9 — Ensuring that soccer is accorded a special national healing status, a vehicle of cultural cohesion/exchange and a dynamic platform for our ongoing diplomatic push for international positive “perception management”.

10 — Aggressive gender mainstreaming of professional soccer through the promotion and development of a women’s professional league with competitive compensation to attract soccer and sports in general as a viable career choice for the girl-child. Women’s Football structures are only manifest at the Senior Level with no accompanying operational structures to mirror the men’s leagues. Sponsorship issues around women’s soccer development are the missing link in terms of achieving full equity.

11 — Introduction of innovative business advisory on the sweating of our existing soccer and sports assets through naming rights, and taking our value to the regional and global market place though incisive and competitive corporate sponsorships.

12 — Ensuring that all our professional players have decent housing and transport befitting of their special status as our pre-eminent cultural ambassadors. I will bring the fun and integrity back into soccer by investing into it rather than taking from it, and my business hallmark has been about boldly and innovatively shaking things up while staying in touch with the nerve of common community welfare and needs. Through soccer I will help Zimbabwe breathe and smile again.

Chiyangwa also gave a detailed account of himself, from his humble roots on the dusty streets of Chegutu in 1959, to becoming one of the country’s most successful businessmen, saying his battle to turn himself into a success story will come handy if he gets the chance to transform domestic football.

“A lot of people have been curious as to what got me started in the pursuit of business, and I must say with all due respect and honesty my late mother, a Guta raJehovah religious devotee, was my early inspiration and great teacher in all that needs to be known about buying and selling, which by and large crystallises my early interests and growing engagements in all manner of entrepreneurship,” Chiyangwa said.

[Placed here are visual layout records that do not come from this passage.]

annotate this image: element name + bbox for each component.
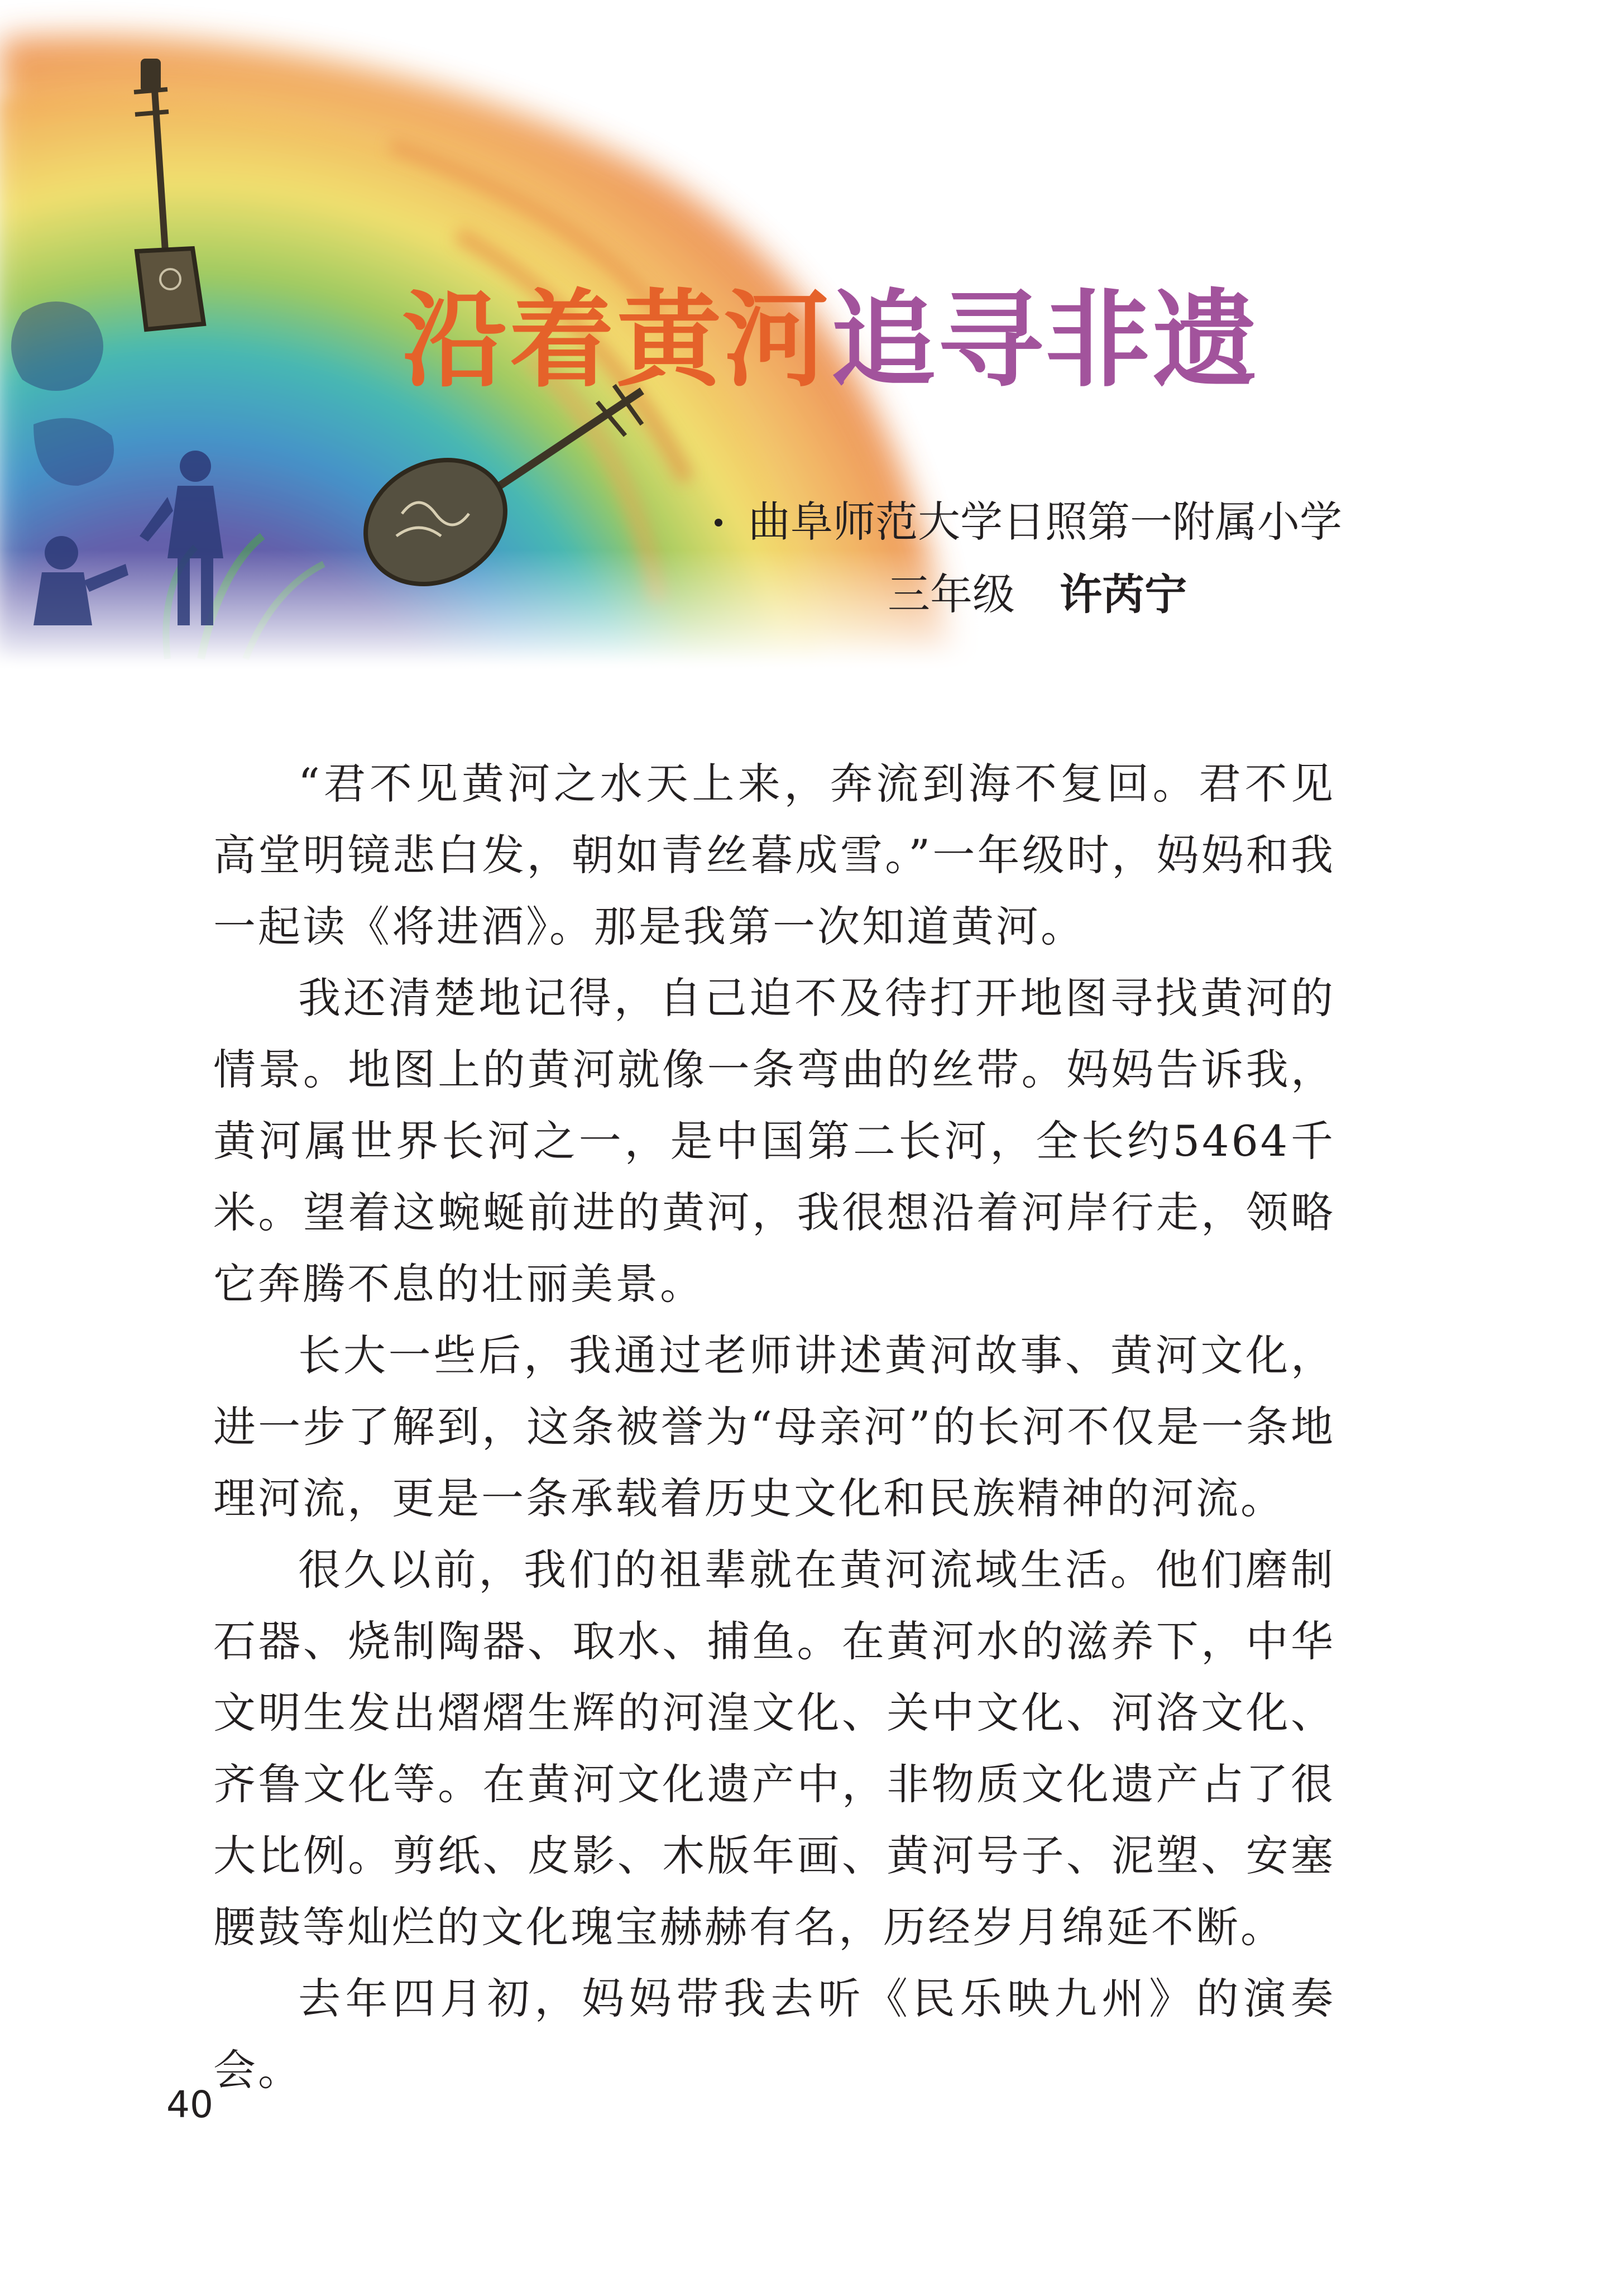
author-name: 许芮宁 (1060, 570, 1187, 619)
paragraph: 长大一些后，我通过老师讲述黄河故事、黄河文化，进一步了解到，这条被誉为“母亲河”的长河不仅是一条地理河流，更是一条承载着历史文化和民族精神的河流。 (213, 1331, 1335, 1523)
page-number: 40 (166, 2083, 213, 2126)
title-part-orange: 沿着黄河 (402, 279, 831, 401)
paragraph: 很久以前，我们的祖辈就在黄河流域生活。他们磨制石器、烧制陶器、取水、捕鱼。在黄河水的滋养下，中华文明生发出熠熠生辉的河湟文化、关中文化、河洛文化、齐鲁文化等。在黄河文化遗产中，非物质文化遗产占了很大比例。剪纸、皮影、木版年画、黄河号子、泥塑、安塞腰鼓等灿烂的文化瑰宝赫赫有名，历经岁月绵延不断。 (213, 1545, 1335, 1952)
school-name: 曲阜师范大学日照第一附属小学 (748, 497, 1342, 547)
title-part-purple: 追寻非遗 (831, 279, 1259, 401)
author-school (715, 491, 1440, 553)
paragraph: 我还清楚地记得，自己迫不及待打开地图寻找黄河的情景。地图上的黄河就像一条弯曲的丝带。妈妈告诉我，黄河属世界长河之一，是中国第二长河，全长约5464千米。望着这蜿蜒前进的黄河，我很想沿着河岸行走，领略它奔腾不息的壮丽美景。 (213, 973, 1335, 1309)
author-grade: 三年级 (888, 570, 1015, 619)
paragraph: 去年四月初，妈妈带我去听《民乐映九州》的演奏会。 (213, 1974, 1335, 2095)
article-title (402, 274, 1295, 408)
paragraph: “君不见黄河之水天上来，奔流到海不复回。君不见高堂明镜悲白发，朝如青丝暮成雪。”一年级时，妈妈和我一起读《将进酒》。那是我第一次知道黄河。 (213, 759, 1335, 951)
bullet-dot (715, 519, 722, 527)
author-byline (888, 564, 1390, 625)
article-body (213, 748, 1335, 2106)
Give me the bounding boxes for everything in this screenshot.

“It is from my dad that I absolutely got the full spirited approach to life and everything I get the opportunity to be blessed enough to be a part of.

“It was from vegetable vending that I got to understand the intricacies of trading, interacting with customers, profitably delivering and managing their expectations and an unfettered understanding of the human mind around organised enterprise. “It is from human behaviour that one understands and gets to glean the basis of consumptive choices.”

Chiyangwa says he rose from being a poor “garden boy” for a Portuguese family into one of the success stories of the Zimbabwe business community and, all the time, fighting for the cause of his fellow black businessmen so that they, too, should be empowered. He said taking on challenges has always been a big part of his life.

“In a memorable public international coup for Zimbabwe I improbably organised the fabled King of Pop Michael Jackson’s visit to Zimbabwe in 1998,” said Chiyangwa. “I am not a new arrival to success not a stranger to controversy but, through the convoluted road, I have acquired fame in the eyes of the public and its unquenchable voyeuristic thirst which has never been far away.

“My rise from a barefoot vegetable vendor in Chegutu to the towering and mythical legend of politics and business has had more twists and drama than the ordinary Hollywood script of ‘Days of our Lives.’ “However, daring my rise to power and prominence has been, it stands as a towering African tale and fable of striving to thrive amid the militating and deep cloistered web of tradition and minority white privilege-addled stasis.

“Let it be known and noted to the casual observer that my journey and rise to the top, however fabulous, has been a deliberate result of unstinting determination, investment, re-investment, strategic planning, focus, great fortune.

“I am a devout Christian but these things are not manna from heaven. Where others see disasters and problems, I see opportunities. “Even when I diversify I remain focused. My mother Marita taught me to be astute and to be an entrepreneur from pamusika, the vegetable market, and my father taught me to cast my horizons and views further and to stay focused. That is me.”